—article by Brian Howe
When I call Eryk Pruitt, he’s immersed in an advance reader copy of a Southern crime novel that somebody wants him to blurb. Eryk spends plenty of time with ARCs, as the author of several acclaimed chicken-fried thrillers and the local ringleader of the national crime-fiction reading franchise Noir at the Bar. When he brought it to the Triangle years ago, he never dreamed that, come the summer of 2019, he would be hosting it at his very own bar.
Eryk and Lana Pierce, who are married, live out on the Orange-Durham county line. Just six months before the pandemic, they took over King Street Bar, at 114 West King Street, and rebranded it as Yonder: Southern Cocktails and Brew, a bar and music venue. They sought to fill a fallow niche in the Hillsborough bar scene, which meant centering craft cocktails instead of suds, and art and artists instead of sports and TV.
“One thing I was extremely proud of was, during the 2019 Super Bowl, we put on Eyes Up Here Comedy, which is all women, and just packed the place out,” Eryk says. His dark, gritty fictional milieu—his latest novel, the Anthony Award-nominated What We Reckon, is about two paranoid Texas drifters toting a hollowed-out bible full of cocaine—is hard to square with his kind, sunny demeanor.
Likewise, the Yonder portrayed in Dark Yonder: Tales & Tabs could hardly be more different from the friendly, inviting actual place. That anthology, assembled by New York-based crime writer Liam Sweeny, features Yonder-set stories about “degenerates, criminals and regulars just itching for something to happen” by 20 authors, some local, others not. It also includes drink recipes, photos and a foreword by Eryk, who’s there working and chatting it up pretty much every minute it’s open.

Eryk and Lana both have long backgrounds in the food-and-drink industry, which also funded Foodie, Eryk’s 2012 film. He’d helped Tim Lyons open Blu Seafood & Bar in 2007, and then ran it for five years. In 2019, at Lyons’s behest, he and Lana gave King Street Bar a makeover. They covered up the bocce ball pits and added comfy couches. They put in a stage and bought a new sound system with an Orange County Business Investment Grant. They had open mics and poetry readings and put local art on the walls. When Lyons was ready to move on, it was a no-brainer for them to take over.
“I love dive bars, but the town already had a bunch of dive bars. If they had a bunch of upscale cocktail bars, we probably would have been a dive bar,” Eryk says. “Knowing Hillsborough has an arts community, and their sports interests were already being served, we were like, let’s make this all about creative expression.”
A wide variety of local music revolved across Yonder’s small stage before the pandemic, and on its sidewalk afterward. “We had Ally J, the Durham jazz singer,” says Eryk, who salutes Nash Street Tavern as almost a sister venue. “There’s a Cajun band called the Cajammers that tear it up. We’ve had some of the big local folks, like Dex Romweber, all the way to young singer-songwriters. We’re particularly excited about Love & Valor from Burlington, just a very soulful young group that you expect to see on a Grammy stage, but right now they’re playing on our sidewalk.”

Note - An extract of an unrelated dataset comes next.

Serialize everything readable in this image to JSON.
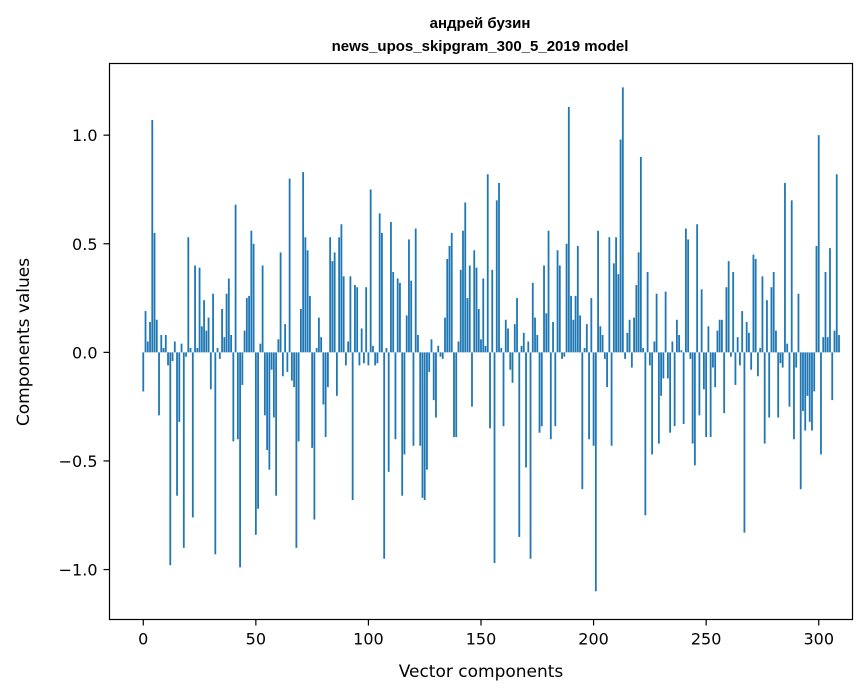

The marquee offering has to be the Katharine Whalen Jazz Hour, which took place on Thursdays before the shutdown, where the legendary Squirrel Nut Zipper shows up with whomever she wants—often, her Swedish Wood Patrol partner Danny Grewan is in the mix—and plays whatever she wants. During the pandemic, it has moved outdoors, on every temperate Friday, from 5:00 to 6:00 p.m.
“I grew up a fan of hers, out in Texas,” Eryk says. “I was like, what could it hurt to reach out? I’ve been privileged to enjoy Katharine’ company all through this. The day after lockdown, she invited us out to her farm, where she was rehearsing with some people. We were really scared and didn’t know what was happening, and that was the first thing to calm us down.”
As COVID wanes, Yonder is proceeding cautiously but optimistically. Love & Valor is returning for an outdoor show on April 17, while Jeremy Alder—whom I wrote about for the INDY when he was giving away his savings on Twitter—is starting up his monthly comedy showcase again on the second Sunday of May. A new art exhibit, by Natalia Torres del Valle, just went up, and you can expect the return of Noir at the Bar when the all-clear sounds for indoor events.

Mocktails were recently added to the kicky ginger-and-habanero-laced cocktail menu, in response to the “changing relationship with alcohol” Eryk noticed among his regulars during the pandemic. It’s that kind of personal touch that kept the young bar alive through the pandemic, while Eryk and Lana sold six-packs and T-shirts and books and Mason jars full of wine frosé, anything they could sell outdoors—that personal connection, based, of course, on storytelling.
“During this, we got to really find our clientele, the people who struggled with us to keep us open,” Eryk says. “Where someone’s dollar goes means so much more to them now. I think we’ve gotten more regular customers, and I think it’s because they let us sit there and tell our stories and listen to theirs.”